U.N. Secretary-General Ban Ki-moon has condemned violent attacks in Iraq targeting political leaders and candidates, as the country holds its first election since the withdrawal of U.S. troops in late 2011.
In a statement late Monday, Ban urged Iraqi leaders to make sure everyone is able to take part in the political process.
He also praised Iraq's election commission for holding the elections on time, and called the vote "an important milestone in Iraq's democratic transition."
Early voting began Monday for those unable to cast their ballot in Wednesday's parliamentary election.
At least 50 people died Monday when a series of suicide bombings struck polling centers around Baghdad and north of the city, while roadside bombs targeted military and police convoys.
In the deadliest attack, a suicide bomber detonated an explosive at a Kurdish political gathering in the town of Khanaqin, northeast of the capital, killing 30 people and leaving more than 50 others wounded.
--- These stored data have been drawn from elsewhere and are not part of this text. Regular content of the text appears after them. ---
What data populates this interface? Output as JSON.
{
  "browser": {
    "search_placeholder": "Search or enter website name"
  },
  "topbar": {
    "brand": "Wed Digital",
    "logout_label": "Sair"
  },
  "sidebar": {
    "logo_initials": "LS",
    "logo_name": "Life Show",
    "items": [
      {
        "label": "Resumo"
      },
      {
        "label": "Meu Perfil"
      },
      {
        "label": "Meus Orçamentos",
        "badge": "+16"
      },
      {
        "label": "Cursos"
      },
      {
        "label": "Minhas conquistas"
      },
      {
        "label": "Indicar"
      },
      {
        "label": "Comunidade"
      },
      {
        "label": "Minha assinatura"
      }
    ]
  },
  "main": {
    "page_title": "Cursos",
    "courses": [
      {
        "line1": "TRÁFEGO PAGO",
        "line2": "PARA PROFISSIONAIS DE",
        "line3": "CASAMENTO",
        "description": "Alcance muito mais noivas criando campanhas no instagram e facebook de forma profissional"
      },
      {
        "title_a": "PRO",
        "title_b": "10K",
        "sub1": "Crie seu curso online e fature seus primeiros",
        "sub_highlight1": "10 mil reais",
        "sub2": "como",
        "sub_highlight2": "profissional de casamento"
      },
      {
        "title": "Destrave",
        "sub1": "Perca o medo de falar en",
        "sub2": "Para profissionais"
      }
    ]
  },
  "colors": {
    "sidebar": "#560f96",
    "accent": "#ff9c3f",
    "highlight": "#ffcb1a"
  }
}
The group was watching video of ailing Iraqi President Jalal Talabani cast his vote in Germany, where he has been undergoing medical treatment.
No one has claimed responsibility for the attacks, but Sunni militant groups have previously targeted security forces and members of the nation's Shi'ite majority.
Analysts say voters will likely cast ballots along sectarian and ethnic lines with no single party expected to win a majority.